Whew! It was a long and busy week. I’ve been trying to rest and gather strength for the one coming up. As I’ve enjoyed some quiet peace this weekend, I wanted to share one of the special places that we visited on our England trip – the city of Lichfield. We had migrated up from London for our next stage in our trip – exploring the Midlands and Peak District. This involved my first experience with the National Rail System. I had been looking forward to all the train travel we would be doing and I loved being on the trains. In less than 2 hours we found ourselves on the outskirts of a quaint city with a whole day of exploring to do.
Naturally our first order of business was the cathedral. Lichfield has a beautifully impressive three-spired cathedral (the only Medieval cathedral in Europe to boast 3 spires). It was so large that I couldn’t manage the whole thing in my viewfinder from any vantage point.
Construction on the cathedral was started in 1195 and was completed in the 1330s. It is built of sandstone quarried at Lichfield and is heavily carved with ornate motifs, kings, queens, and saints.
The inside is stunningly beautiful. Although we visited a number of stunning churches I never got tired of gazing down through the center of the church and marveling at the arches and and columns and high vaulted ceilings. They sent chills up my spine. In this photo you can see the interior lights from the church mingling with the stained-glass tinted light filtering in through the windows and playing along the sandstone walls. The original stained glass from the church was destroyed during the Civil War, but has been replaced with medieval stained glass from other sources.
As you enter a cathedral, you move down the nave – which is the center aisle leading to the crossing. At the crossing, there are north and south transepts that host quiet, smaller chapels for prayers and reflection. In this crossing area, is the lectern, which I took pictures of in every cathedral we visited. This one at Lichfield was stunning in the way it wrapped around the sandstone columns with the ornate metal screening on the railing.
As you continue moving eastward through the cathedral, you enter the Quire, which is usually separated with a carved or decorated screen. The Lichfield Cathedral’s screen (pictured above) dates from Victorian era when this intricate metal screen replaced the stone carved medieval screen. I was absolutely enchanted with the Quires in all the cathedrals we visited. They were filled with ornate metal and woodwork and there’s scarcely a square inch in these spaces that hasn’t been embellished. Along the sides of the Quire are the stalls where officials of the city would gather during services and these featured beautiful carvings and decoration as well.

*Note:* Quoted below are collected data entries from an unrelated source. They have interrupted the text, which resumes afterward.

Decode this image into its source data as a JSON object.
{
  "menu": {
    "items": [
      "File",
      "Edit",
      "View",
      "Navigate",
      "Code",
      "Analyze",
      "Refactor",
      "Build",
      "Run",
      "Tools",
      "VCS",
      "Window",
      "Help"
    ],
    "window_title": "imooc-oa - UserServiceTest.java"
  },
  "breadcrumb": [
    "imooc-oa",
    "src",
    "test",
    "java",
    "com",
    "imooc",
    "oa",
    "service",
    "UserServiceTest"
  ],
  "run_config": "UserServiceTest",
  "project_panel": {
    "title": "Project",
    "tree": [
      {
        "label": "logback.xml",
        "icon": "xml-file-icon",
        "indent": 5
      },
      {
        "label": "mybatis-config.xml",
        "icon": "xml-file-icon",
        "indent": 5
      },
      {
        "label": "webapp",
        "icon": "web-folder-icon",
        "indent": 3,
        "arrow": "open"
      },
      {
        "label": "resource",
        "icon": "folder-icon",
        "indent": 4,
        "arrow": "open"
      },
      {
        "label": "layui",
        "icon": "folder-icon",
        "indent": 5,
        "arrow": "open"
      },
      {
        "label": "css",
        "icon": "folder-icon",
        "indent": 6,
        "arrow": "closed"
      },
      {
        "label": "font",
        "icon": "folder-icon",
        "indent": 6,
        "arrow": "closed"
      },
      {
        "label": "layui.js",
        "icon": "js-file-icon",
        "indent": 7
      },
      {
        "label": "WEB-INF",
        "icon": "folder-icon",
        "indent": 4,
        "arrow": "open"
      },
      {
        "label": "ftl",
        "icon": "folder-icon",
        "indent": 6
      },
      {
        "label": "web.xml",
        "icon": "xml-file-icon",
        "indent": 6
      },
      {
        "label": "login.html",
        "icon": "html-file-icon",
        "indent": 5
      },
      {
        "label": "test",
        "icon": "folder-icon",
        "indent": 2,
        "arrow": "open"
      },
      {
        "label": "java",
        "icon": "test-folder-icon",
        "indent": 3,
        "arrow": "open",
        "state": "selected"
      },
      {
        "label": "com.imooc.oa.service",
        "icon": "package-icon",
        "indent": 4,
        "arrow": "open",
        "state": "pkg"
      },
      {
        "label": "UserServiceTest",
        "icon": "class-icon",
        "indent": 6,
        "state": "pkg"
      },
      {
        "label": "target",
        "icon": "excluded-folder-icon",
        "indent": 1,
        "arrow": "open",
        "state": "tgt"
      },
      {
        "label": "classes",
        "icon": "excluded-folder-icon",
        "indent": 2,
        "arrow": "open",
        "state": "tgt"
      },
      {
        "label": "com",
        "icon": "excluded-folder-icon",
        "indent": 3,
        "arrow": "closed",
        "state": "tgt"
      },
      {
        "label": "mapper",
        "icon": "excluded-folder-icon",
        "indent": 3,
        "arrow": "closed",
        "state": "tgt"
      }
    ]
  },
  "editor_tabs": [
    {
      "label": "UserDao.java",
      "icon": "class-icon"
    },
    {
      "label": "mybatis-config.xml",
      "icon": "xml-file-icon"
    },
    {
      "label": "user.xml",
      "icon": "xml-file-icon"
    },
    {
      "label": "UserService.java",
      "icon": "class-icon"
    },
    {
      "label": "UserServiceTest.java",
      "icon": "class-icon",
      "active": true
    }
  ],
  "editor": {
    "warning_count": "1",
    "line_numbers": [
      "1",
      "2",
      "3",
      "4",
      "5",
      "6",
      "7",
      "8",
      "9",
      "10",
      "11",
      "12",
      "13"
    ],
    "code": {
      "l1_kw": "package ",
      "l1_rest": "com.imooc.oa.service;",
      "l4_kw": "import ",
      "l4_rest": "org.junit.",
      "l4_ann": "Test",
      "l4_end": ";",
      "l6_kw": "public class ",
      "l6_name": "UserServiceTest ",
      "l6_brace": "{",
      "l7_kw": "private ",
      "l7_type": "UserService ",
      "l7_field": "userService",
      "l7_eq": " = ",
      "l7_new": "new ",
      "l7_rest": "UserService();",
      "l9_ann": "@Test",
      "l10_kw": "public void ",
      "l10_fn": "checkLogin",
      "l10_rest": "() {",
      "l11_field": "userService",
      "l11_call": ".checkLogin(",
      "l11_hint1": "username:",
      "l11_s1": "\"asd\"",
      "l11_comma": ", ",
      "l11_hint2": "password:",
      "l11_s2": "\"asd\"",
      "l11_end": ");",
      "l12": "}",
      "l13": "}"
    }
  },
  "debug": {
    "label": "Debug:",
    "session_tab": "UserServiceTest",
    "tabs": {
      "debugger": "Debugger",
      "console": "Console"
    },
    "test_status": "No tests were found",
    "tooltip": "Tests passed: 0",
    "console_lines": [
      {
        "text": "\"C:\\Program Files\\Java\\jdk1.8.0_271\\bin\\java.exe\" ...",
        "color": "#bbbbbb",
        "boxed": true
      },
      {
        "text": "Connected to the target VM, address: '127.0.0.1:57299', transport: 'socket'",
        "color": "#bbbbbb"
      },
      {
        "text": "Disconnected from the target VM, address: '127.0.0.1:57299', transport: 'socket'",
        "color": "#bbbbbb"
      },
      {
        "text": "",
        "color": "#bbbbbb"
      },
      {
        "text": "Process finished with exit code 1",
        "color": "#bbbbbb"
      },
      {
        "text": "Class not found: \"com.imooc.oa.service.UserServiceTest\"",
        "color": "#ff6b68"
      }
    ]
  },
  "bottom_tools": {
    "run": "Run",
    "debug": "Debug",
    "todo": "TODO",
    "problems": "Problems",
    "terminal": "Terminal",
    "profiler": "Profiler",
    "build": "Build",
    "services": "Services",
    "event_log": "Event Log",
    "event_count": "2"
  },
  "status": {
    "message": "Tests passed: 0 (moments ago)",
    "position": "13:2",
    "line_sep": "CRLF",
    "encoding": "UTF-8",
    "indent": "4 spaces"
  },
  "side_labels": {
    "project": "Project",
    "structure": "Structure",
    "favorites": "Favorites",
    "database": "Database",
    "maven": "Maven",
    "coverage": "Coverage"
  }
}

Beyond the Quire lies the heart of the cathedral – the sanctuary, or high altar, where eucharist is offered.
At this point I must confess to a certain amount of envy. The churches that I’ve attended did not emphasize architectural beauty and I’ve never had so much as a pane of stained glass, let alone sculpture in a church. This filled my heart with inexplicable joy and awe. My soul was fashioned to worship in such surroundings as these. Everything in the cathedral is designed to lift the hearts and souls of the worshipers to see God in these surroundings and to tell His story of redemption. The church was meant to be a separate and sacred place from the dirt, grime, and distress of daily life; a place where those who entered could find refuge, restore their souls, and catch a glimpse of heaven.
Cathedrals are a feast for all the senses – not just the eyes. The music of worship is an integral part of the cathedral. Glorious music is designed to capture the heart and lead worshipers in praise and honor of God, celebrating His mighty deeds and His faithful love. It was a delightful experience to be able to hear the organ and choirs throughout our visits to the cathedrals.
After our wonderful time in the cathedral, we sought out a brief respite of tea and scones before exploring the rest of the city. Several notable individuals lived here, and Lichfield was known as a city of residence for philosophers and poets. We spent some time exploring the gardens of Erasmus Darwin. (His home is open for tours as well, but we got there later in the afternoon and didn’t go inside).
The gardens were beautiful and in the height of blooms. Afternoon sun drenched the area in golden light. The gardens were arranged down a winding brick path according to the plant’s uses – cutting garden, medicinal garden, dyer’s garden, etc. While we were there admiring the garden, we met the garden caretaker herself:
She was deeply appreciative of our admiration of the garden and only demanded many pets as admission. She was an enthusiastic and affectionate guide who proceeded to accompany us through the garden and show us her favorite spots. (Apparently she was also quite fond of our feet as she planted herself on them frequently and refused to move till we had petted her). Artwork and sculpture dotted the garden and this was our guide’s favorite one (I know because she told me so).
I complimented her taste and told her it was my favorite too. We thanked our hostess and gave her many goodbye pats as we had to start making our way to the train station. As we left I turned back for one more look and took my favorite photo in Lichfield – the view of the Cathedral framed by Darwin’s garden.
I hope you enjoyed this peaceful stroll through Lichfield. It was a charming English country town and I enjoyed every moment here – from cathedrals to gardens, there were ordinary miracles everywhere you looked.